Map of the Salish Sea & Surrounding Basin, Stefan Freelan, Western Washington University, 2009

Where are the boundaries of the Salish Sea? 

The surrounding basin extends as far as British Columbia’s Mount Waddington in the north and Mount Rainier in the south. It includes the cities of Olympia, Tacoma, Seattle, Port Angeles, and Bellingham in Washington as well as Vancouver and Victoria in British Columbia. The region extends from the entrance of the Strait of Juan de Fuca in the west, northward encompassing the Strait of Georgia, and south as far as Olympic National Park. In other words, if it’s a major landmark in the coastal Pacific Northwest, it’s either part of the Salish Sea or adjacent to it.

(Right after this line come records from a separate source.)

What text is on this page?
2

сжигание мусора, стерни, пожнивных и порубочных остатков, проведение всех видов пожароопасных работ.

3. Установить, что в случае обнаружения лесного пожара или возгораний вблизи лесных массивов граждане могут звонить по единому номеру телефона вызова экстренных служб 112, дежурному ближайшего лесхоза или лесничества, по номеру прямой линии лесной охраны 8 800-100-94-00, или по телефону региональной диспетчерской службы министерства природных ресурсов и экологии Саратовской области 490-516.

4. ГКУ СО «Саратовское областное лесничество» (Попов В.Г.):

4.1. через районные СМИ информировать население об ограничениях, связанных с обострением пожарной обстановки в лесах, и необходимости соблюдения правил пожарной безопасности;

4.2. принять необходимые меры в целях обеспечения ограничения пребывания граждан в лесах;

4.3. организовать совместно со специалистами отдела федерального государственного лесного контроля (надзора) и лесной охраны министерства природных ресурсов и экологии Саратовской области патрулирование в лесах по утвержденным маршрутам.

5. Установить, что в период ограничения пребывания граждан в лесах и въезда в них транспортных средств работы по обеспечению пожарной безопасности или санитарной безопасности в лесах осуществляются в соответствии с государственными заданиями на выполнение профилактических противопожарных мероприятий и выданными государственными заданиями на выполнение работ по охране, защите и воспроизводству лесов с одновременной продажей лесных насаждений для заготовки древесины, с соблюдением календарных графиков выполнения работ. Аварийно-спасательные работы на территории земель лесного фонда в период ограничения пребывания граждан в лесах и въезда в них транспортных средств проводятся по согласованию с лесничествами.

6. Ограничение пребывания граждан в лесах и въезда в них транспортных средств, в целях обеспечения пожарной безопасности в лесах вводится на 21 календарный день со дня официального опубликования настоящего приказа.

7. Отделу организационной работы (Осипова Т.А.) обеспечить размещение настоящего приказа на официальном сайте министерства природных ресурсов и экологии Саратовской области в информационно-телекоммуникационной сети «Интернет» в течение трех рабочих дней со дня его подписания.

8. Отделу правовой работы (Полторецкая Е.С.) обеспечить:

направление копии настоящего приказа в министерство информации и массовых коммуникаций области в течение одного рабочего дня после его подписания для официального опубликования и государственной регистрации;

The Salish Sea and its surrounding land is shared somewhat equally between the United States and Canada. The 49th parallel defines the land border between the two nations, and once the border hits the Pacific Ocean, it dips southward directly through the middle of the Salish Sea, dividing the region so that Canada owns Vancouver Island and the San Juan Islands belong to the United States.

What can I see in the Salish Sea region? 

Point Roberts, Washington

The lone outlier to this tidy division is the town of Point Roberts, Washington, a sleepy beach town of around 1,000 residents, located just south of Vancouver. Because this “pene-enclave” dips below the 49th parallel, it is technically a part of the United States despite being completely cut off from it. Traveling to the U.S. mainland from Point Roberts involves crossing two land borders or visiting via private boat. 

San Juan Islands

Due south of Point Roberts are the San Juan Islands, a popular tourist destination with ample opportunities for hiking, kayaking, and exploring via Zodiac. The islands feature second-growth forests filled with wildlife, including more than 125 breeding pairs of bald eagles. The waters around the San Juans are also one of the easiest places to spot whales. Between March and October, visitors are likely to spot the local pods of killer whales, as well as the occasional humpback or minke whale. 

Olympic National Park

Back on the mainland, Olympic National Park lies on a peninsula at the southernmost edge of the Salish Sea basin. Sandwiched between the Olympic Mountains and the Strait of Juan de Fuca, the park features varied terrain including from temperate rainforests to glaciated mountains, and is home to numerous endemic plant and animal species.